Exactly nine months before, Deanna had been puffing her Newport at the window. She did this almost every morning because it relaxed her, and she liked the view from the perch of the Alice Griffith Housing Project, popularly known as Double Rock.

Gazing into the distance, Deanna could see Monster Park shooting up above the greenery in Candlestick Point. She scanned the faraway row of pastel stucco houses ensconced in the hills above San Francisco Bay, then refocused on the more immediate scenery.

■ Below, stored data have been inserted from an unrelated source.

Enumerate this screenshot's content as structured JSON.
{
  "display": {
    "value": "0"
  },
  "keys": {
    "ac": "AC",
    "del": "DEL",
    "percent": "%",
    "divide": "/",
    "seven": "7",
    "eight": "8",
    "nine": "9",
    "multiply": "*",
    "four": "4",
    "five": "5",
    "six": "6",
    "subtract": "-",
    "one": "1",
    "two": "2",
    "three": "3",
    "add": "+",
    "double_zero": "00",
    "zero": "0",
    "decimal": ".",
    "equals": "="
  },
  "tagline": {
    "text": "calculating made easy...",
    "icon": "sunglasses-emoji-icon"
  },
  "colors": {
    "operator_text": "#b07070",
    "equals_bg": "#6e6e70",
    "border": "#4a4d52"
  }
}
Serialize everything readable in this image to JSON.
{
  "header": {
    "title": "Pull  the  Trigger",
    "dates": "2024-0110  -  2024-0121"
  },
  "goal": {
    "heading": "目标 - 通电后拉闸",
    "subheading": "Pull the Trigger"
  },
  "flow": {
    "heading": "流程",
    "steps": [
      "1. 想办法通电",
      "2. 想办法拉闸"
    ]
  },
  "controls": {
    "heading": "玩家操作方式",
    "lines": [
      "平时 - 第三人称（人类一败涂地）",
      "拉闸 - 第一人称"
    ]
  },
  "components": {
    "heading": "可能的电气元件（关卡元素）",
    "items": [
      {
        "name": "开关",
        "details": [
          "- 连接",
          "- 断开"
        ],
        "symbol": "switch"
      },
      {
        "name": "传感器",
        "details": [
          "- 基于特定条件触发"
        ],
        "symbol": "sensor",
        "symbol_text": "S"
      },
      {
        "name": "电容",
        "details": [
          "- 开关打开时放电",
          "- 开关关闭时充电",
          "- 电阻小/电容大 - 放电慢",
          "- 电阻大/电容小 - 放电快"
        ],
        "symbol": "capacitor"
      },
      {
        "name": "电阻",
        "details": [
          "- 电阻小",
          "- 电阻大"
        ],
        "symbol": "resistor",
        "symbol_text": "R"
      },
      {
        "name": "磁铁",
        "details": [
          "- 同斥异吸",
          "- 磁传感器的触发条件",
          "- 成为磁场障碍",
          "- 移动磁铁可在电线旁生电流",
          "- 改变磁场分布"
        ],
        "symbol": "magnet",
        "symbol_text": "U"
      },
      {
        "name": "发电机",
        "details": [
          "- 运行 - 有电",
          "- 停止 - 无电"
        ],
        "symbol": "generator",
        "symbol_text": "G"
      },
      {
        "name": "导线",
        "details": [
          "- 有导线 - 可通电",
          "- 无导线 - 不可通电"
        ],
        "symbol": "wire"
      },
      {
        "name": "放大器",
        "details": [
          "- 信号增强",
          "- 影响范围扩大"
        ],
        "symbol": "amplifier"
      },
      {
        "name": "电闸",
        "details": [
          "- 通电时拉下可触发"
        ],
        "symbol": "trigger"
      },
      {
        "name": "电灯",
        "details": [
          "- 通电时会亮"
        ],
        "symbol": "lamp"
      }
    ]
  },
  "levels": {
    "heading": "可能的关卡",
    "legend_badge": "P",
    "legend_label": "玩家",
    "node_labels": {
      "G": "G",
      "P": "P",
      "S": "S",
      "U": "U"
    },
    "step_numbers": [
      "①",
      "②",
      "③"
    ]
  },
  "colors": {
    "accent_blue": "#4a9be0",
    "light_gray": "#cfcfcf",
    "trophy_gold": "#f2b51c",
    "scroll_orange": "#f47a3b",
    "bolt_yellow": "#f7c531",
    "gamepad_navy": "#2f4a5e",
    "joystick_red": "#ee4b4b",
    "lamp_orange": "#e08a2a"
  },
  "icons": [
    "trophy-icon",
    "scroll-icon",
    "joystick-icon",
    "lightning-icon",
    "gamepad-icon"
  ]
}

Below her window, a chain-link fence had collapsed into a straw-colored embankment strewn with trash — rotten furniture, toilet-paper rolls, a crushed Milwaukee's Best can. Next door, water crept from under the door of a vacant residence, where someone broke in and stole a vital piece of plumbing. Dilapidated identical two-story townhomes peppered the landscape, which resembled some unholy amalgam of landfill and war zone.

Deanna didn't mind living here. In fact, it was the best life she had ever known.

She grew up in Hunters Point without either parent. Her father left when she was three; her mother went to prison when Deanna was nine. Raised by an unaffectionate aunt with three children of her own, Deanna became pregnant at 17 and dropped out of high school. Then a guy introduced her to snorting heroin. A few years later, she was pregnant again. And again. And again. The last baby died of sudden infant death syndrome at three and a half months. Her oldest son was shot numerous times, then died of a drug overdose.

Deanna worked in a restaurant for six years, but eventually she quit and became homeless in the Tenderloin with her second husband, who beat her regularly for four years. She still has the scars on her forehead. Her aunt raised her surviving sons, Damian and Dominic. After her husband got beaten into a coma, she filled out an application for public housing and was accepted to a project in Potrero Hill.

That's when things started to turn around. Deanna got her boys back and become a regular visitor at the methadone clinic. There she was reunited with childhood friend Willie Hill, who agreed to drive her to and from the clinic. They soon started a relationship, but because of the domestic violence in her history, she refused to live with him.